I got on the phone and ordered a chicken curry and rice from the local Chinese restaurant. It would be ready to collect as I drove past the door. I picked it up and then I high-tailed it home. With the dinner cooling pleasantly in the kitchen, I laid the quickest fire I ever put on, punched the couch into reluctant shape, poured a long soft-drink, unleashed the curry and settled in.
There was a film on Netflix I’d wanted to see. One that nobody else in the house would ever care about. I fired up the telly and put the movie on then I sat back and tucked into the curry as the fire blazed to life.
I have to tell you, I felt like an Absolute King.
That sounds silly, I know. I’m on my slightly tatty couch with a cheap curry watching a second rate streamed movie and that makes me feel like a king? Get real, Ken. Get yourself to a posh holiday resort or, bugger that, just get yourself up to the top of some windswept hill. There are times and places to feel like a king and they are not slouched on your couch on a rainy Wednesday evening.
I hear you. I know what you mean. But I reckon that peace and contentment tend to lie where we find them and not where we think they will be.
Plus I never really do this kind of thing. Something just for me. Even when there’s an opportunity, I never really think about doing it. I’m not sure what was different on Wednesday last. Maybe my soul was telling me I needed it. I don’t know.
This is not to say that I don’t have ‘Me’ time to work with. I do. I actually manage to find my share of ‘Me’ time. The trouble is that I tend to use it in familiar, well-worn, ways. In my ‘Me’ time, I read, I go for walks, I try to write, I peruse Social Media or, if I stop doing anything at all, I tend to quickly fall asleep.
So the fault doesn’t lie at the feet of Time or Opportunity. None of that. It solely lies within my imagination and my willingness to step out of my flowerpot and just, really, be especially nice to myself now and again.
I must try and do it a little more of that kind of thing but, truth be told, I probably won’t.
I’ve never been the most important thing in my life and I don’t think I ever will be. As a matter of fact, I hope I never will be. Family comes first and, as long as they need anything, I won’t really need anything myself. On Wednesday evening, it seemed like they were all taken care of so I guess I became momentarily important.

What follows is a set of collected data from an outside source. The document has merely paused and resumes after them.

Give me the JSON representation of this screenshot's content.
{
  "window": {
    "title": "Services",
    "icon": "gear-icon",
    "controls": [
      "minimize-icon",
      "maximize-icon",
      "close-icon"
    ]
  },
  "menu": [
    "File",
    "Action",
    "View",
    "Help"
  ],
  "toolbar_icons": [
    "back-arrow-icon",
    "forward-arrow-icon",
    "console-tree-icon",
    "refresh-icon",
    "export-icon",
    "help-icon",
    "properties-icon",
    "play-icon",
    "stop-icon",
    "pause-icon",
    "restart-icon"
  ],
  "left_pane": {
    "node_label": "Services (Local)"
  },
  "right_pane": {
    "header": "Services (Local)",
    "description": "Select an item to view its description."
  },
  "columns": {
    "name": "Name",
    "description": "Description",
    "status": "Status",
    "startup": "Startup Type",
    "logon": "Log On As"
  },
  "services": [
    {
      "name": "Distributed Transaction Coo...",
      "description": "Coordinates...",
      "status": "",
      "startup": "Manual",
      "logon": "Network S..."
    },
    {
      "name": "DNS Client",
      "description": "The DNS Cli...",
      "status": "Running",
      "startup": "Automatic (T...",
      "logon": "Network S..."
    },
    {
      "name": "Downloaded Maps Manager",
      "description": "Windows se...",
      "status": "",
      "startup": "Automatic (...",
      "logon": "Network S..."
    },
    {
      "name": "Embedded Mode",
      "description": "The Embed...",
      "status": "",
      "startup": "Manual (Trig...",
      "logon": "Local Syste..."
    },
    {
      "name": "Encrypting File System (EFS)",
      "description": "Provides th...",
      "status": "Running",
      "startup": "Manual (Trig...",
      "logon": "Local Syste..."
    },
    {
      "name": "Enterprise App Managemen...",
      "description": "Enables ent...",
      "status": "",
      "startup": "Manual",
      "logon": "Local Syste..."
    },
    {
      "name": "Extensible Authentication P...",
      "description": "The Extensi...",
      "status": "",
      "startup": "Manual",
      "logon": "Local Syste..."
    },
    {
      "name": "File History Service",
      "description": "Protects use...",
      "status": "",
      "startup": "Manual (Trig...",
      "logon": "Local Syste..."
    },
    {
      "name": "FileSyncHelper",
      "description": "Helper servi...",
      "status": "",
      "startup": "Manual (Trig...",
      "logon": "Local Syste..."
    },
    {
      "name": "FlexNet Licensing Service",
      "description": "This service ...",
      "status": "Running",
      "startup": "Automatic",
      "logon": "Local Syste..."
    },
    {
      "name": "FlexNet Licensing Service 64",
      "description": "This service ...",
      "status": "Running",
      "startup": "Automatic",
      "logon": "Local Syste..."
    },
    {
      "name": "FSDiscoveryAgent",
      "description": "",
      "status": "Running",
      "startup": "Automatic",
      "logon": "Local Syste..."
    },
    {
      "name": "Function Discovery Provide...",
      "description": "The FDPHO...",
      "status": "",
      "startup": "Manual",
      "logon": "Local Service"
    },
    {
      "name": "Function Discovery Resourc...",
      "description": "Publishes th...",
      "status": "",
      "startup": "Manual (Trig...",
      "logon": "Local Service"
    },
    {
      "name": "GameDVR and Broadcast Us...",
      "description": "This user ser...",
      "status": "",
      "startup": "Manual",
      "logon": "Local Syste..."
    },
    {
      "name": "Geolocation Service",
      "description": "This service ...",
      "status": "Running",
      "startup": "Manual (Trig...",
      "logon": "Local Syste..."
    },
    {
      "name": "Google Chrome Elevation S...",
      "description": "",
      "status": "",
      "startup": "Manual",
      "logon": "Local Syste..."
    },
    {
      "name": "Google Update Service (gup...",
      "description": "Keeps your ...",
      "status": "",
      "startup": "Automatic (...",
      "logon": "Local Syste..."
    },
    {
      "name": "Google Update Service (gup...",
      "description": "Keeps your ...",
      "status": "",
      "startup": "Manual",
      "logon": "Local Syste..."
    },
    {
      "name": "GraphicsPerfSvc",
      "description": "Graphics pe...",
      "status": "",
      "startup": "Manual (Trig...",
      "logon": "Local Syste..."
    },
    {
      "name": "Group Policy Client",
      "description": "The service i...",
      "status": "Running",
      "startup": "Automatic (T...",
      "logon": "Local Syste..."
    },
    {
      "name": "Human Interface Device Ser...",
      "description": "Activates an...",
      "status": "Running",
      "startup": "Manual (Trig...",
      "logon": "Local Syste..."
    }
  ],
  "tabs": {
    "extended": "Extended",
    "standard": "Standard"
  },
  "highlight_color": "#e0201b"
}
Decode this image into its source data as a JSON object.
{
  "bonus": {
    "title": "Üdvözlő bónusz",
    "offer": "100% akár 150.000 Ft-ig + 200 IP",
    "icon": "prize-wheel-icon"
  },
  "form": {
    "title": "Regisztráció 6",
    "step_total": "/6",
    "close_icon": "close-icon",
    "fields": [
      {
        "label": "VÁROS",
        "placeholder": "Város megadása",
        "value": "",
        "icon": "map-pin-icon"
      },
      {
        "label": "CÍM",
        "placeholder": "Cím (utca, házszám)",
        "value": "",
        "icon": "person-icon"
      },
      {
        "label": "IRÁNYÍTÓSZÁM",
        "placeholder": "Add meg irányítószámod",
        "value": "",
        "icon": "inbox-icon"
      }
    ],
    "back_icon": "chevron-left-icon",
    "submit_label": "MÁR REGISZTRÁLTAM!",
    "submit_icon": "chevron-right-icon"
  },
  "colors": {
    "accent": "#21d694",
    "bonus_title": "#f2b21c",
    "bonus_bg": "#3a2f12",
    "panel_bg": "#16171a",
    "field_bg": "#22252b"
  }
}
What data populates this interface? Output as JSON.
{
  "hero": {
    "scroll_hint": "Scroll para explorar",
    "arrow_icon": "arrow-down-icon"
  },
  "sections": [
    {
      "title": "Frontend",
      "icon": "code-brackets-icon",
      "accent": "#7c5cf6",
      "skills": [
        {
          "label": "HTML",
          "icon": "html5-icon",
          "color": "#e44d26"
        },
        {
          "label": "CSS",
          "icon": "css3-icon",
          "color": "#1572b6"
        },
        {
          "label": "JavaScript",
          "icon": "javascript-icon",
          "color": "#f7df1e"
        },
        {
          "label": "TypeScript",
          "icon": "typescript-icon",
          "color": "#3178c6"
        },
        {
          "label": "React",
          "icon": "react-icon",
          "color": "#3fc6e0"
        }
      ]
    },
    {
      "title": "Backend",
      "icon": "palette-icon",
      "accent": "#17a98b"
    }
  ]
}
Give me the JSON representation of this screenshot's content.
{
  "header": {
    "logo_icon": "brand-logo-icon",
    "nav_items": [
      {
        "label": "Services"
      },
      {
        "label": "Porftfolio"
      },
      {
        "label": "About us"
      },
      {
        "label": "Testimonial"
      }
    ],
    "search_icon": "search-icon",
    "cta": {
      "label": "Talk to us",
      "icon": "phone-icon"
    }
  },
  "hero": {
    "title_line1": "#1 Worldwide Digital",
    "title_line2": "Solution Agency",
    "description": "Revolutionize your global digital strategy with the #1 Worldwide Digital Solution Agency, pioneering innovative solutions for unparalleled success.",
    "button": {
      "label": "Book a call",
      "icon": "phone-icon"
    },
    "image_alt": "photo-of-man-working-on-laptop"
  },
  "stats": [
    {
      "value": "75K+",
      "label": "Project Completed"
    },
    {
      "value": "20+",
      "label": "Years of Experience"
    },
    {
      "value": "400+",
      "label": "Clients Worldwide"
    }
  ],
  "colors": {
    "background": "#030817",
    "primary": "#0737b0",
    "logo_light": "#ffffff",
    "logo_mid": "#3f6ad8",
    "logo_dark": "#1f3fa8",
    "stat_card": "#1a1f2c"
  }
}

It was a nice feeling, being a king for an hour and a half. Whenever I get another chance, I’m going to try to do it again.
But I won’t be sitting around mournfully pining for my regal moment to come around again. I’ve got lots of things to get done, people to take care of.
And that’s quite all right too.
1 comment:
There’s me time and there’s me time. Most of my time these days is me time. Carrie’s far from demanding. If anything I’m the one who puts the kibosh on things. There’s a reason for this and as a fellow writer you’ll get this. It’s so easy to get lost in your own wee world and in the past, twice in fact, I allowed that to happen. I swore it would never happen again. As you say, family comes first. I’ve read about selfish artists and although you could talk about their “selfless devotion to their art” I don’t buy that. There are enough books and paintings and other works of art. The world really doesn’t need many more. Would it have been such a tragedy if Ulysses or Moby Dick had never been written? We only ever experience a tiny fraction of what’s out there. It seems like every day I’m running across a new writer or composer who I’ve never heard of and who’s produced a whole lifetime’s work that I’ll never read or hear and a part of me aches because I want to try everything but I can’t.
Carrie’s been going to the States a lot over the last few years and so I’ve had some enforced me time, weeks at a time, and I cope but I’m not sure I prefer it. There are advantages—I can eat when I’m hungry and sleep when I’m tired; I don’t have to stick to anything resembling a strict routine—and I do like that up to a point but there’re so many things I don’t do when she’s not here and I’ve never quite figured out why not. I’ve lived on my own twice before and I was obviously younger than and enjoyed the freedom and I suspect that’s a part of the problem; the novelty’s worn off. Who knows?